The introduction of this concept was occasioned by the publication of S. G. Nechaev’s article “The Basic Principles of the Future Society” (1870). In this “future,” cut to Nechaev’s specifications, the ruling principle is to “produce as much as possible for society and to use as little as possible”; labor is obligatory on pain of death, and the discipline of the rod prevails. “What a fine model of barracks communism! Everything is here: common dining halls and sleeping quarters, price-fixers, and offices supervising education, production, and consumption, in a word, all social activity, and at the head of everything, as the supreme leader, stands, nameless and unknown, ‘our committee’” (K. Marx and F. Engels, Soch, 2nd ed., vol. 18, p. 414). The founders of scientific communism described the methods proposed for achieving this “barracks paradise” as an apologia for treachery, lies, intimidation, and force—as bourgeois immorality carried to an extreme.

This ruthless criticism of “barracks communism” and of Nechaev’s views reflects the profound humanistic essence of Marxism. From his earliest works Marx opposed “crude and thoughtless communism,” which for the sake of illusory rejection of private property negates the personality of man. “The thought of every piece of private property as such,” wrote Marx, “is at least turned against wealthier private property in the form of envy and the urge to reduce things to a common level…. Crude communism is simply the culmination of this envy and of this leveling-down proceeding from the preconceived minimum. It has a definite, limited yardstick. That such an annulment of private property by no means represents the real assimilation of it is in fact proved by the abstract negation of the entire world of culture and civilization, by the regression to the unnatural simplicity of the poor and crude man who has few needs and who has not only failed to go beyond private property, but has not even reached it” (K. Marx and F. Engels, Iz rannikh proizve-denii 1956, pp. 586-87).
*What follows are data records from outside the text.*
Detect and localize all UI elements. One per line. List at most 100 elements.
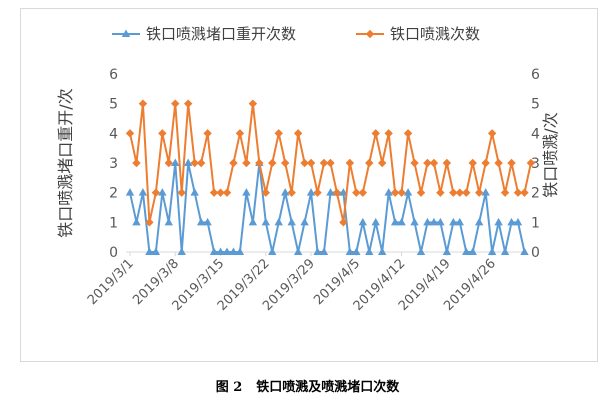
- legend: 铁口喷溅堵口重开次数 铁口喷溅次数: [112, 25, 480, 43]
- data-point: [468, 158, 477, 168]
- legend-label: 铁口喷溅堵口重开次数: [146, 25, 296, 43]
- data-point: [365, 158, 374, 168]
- legend-marker: [121, 29, 131, 37]
- data-point: [436, 217, 445, 226]
- series-line: [129, 162, 526, 253]
- data-point: [475, 217, 484, 226]
- data-point: [507, 158, 516, 168]
- data-point: [203, 217, 212, 226]
- data-point: [242, 188, 251, 196]
- data-point: [248, 217, 258, 226]
- data-point: [513, 217, 523, 226]
- data-point: [235, 129, 245, 138]
- data-point: [281, 188, 290, 196]
- data-point: [494, 217, 503, 226]
- y-left-tick-label: 2: [109, 186, 118, 202]
- data-point: [371, 129, 380, 138]
- data-point: [171, 158, 180, 166]
- data-point: [507, 217, 516, 226]
- data-point: [313, 188, 322, 197]
- data-point: [293, 129, 303, 138]
- data-point: [132, 217, 141, 226]
- data-point: [384, 188, 393, 196]
- figure-title: 铁口喷溅及喷溅堵口次数: [256, 380, 400, 395]
- y-left-tick-label: 5: [109, 97, 118, 113]
- data-point: [274, 129, 283, 138]
- data-point: [319, 247, 329, 255]
- data-point: [423, 217, 432, 226]
- data-point: [138, 99, 148, 108]
- data-point: [449, 217, 458, 226]
- data-point: [352, 188, 361, 197]
- data-point: [378, 247, 387, 255]
- data-point: [222, 247, 232, 255]
- y-left-tick-label: 4: [109, 126, 118, 142]
- y-right-tick-label: 0: [531, 245, 540, 261]
- data-point: [429, 217, 439, 226]
- series-layer: [125, 99, 536, 255]
- data-point: [500, 188, 510, 197]
- legend-label: 铁口喷溅次数: [390, 25, 480, 43]
- data-point: [268, 247, 277, 255]
- x-tick-label: 2019/3/1: [85, 256, 137, 308]
- data-point: [300, 158, 309, 168]
- data-point: [500, 247, 510, 255]
- data-point: [487, 247, 497, 255]
- data-point: [190, 158, 199, 168]
- data-point: [339, 188, 348, 196]
- data-point: [132, 158, 141, 168]
- data-point: [209, 188, 219, 197]
- data-point: [242, 158, 251, 168]
- data-point: [222, 188, 232, 197]
- data-point: [403, 129, 413, 138]
- data-point: [526, 158, 536, 168]
- data-point: [403, 188, 413, 196]
- data-point: [171, 99, 180, 108]
- figure-caption: 图 2 铁口喷溅及喷溅堵口次数: [0, 376, 615, 395]
- data-point: [449, 188, 458, 197]
- data-point: [442, 247, 452, 255]
- data-point: [184, 99, 193, 108]
- data-point: [190, 188, 199, 196]
- y-right-tick-label: 3: [531, 156, 540, 172]
- data-point: [158, 129, 167, 138]
- legend-marker: [365, 29, 375, 39]
- data-point: [184, 158, 193, 166]
- figure-number: 图 2: [215, 380, 243, 395]
- data-point: [177, 247, 186, 255]
- data-point: [442, 158, 452, 168]
- data-point: [203, 129, 212, 138]
- data-point: [358, 188, 367, 197]
- data-point: [326, 188, 335, 196]
- data-point: [462, 188, 471, 197]
- data-point: [164, 158, 173, 168]
- data-point: [216, 188, 225, 197]
- y-left-tick-label: 1: [109, 215, 118, 231]
- data-point: [365, 247, 374, 255]
- data-point: [281, 158, 290, 168]
- data-point: [306, 158, 316, 168]
- data-point: [319, 158, 329, 168]
- data-point: [326, 158, 335, 168]
- data-point: [410, 217, 419, 226]
- data-point: [261, 188, 270, 197]
- data-point: [313, 247, 322, 255]
- data-point: [475, 188, 484, 197]
- data-point: [513, 188, 523, 197]
- y-left-tick-label: 3: [109, 156, 118, 172]
- data-point: [125, 188, 135, 196]
- data-point: [436, 188, 445, 197]
- data-point: [455, 188, 464, 197]
- data-point: [177, 188, 186, 197]
- data-point: [287, 217, 296, 226]
- y-right-tick-label: 4: [531, 126, 540, 142]
- y-right-tick-label: 6: [531, 67, 540, 83]
- data-point: [145, 247, 154, 255]
- data-point: [416, 247, 426, 255]
- data-point: [410, 158, 419, 168]
- y-left-tick-label: 0: [109, 245, 118, 261]
- data-point: [339, 218, 348, 227]
- data-point: [229, 158, 238, 168]
- chart: 铁口喷溅堵口重开次数 铁口喷溅次数 012345601234562019/3/12…: [56, 25, 560, 314]
- data-point: [423, 158, 432, 168]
This subtle and profound analysis of the roots of “barracks communism,” with its leveling aspirations, has not lost its relevance to this day. Marxism-Leninism links the appearance of such tendencies to certain social and political phenomena, primarily the backwardness, underdevelopment, and petit bourgeois character of a social milieu shaped by centuries of exploitation, humiliation, subjugation, and arbitrary power, a milieu that may survive for a while even after the socialist revolution. The pressure of such an environment and the penetration of its attitudes and prejudices into the psychology of political leaders and into the ideology of political organizations create an opportunity for the rise of various manifestations of “barracks communism” in both theory and practice. An example of this may be seen in the theories and aspirations of certain ideologists in China from the late 1950’s to the 1970’s. In these theories patriarchal, petit bourgeois, and preproletarian perversions of communism were interwoven in a unique and grotesque manner.

The concept “barracks communism” stands in irreconcilable contradiction to the objective developmental tendencies in socialist society, and it is categorically refuted by the theory of scientific communism. Marxist-Leninist parties resolutely struggle against any manifestation of “barracks communism,” both in the theory and the practice of socialist construction.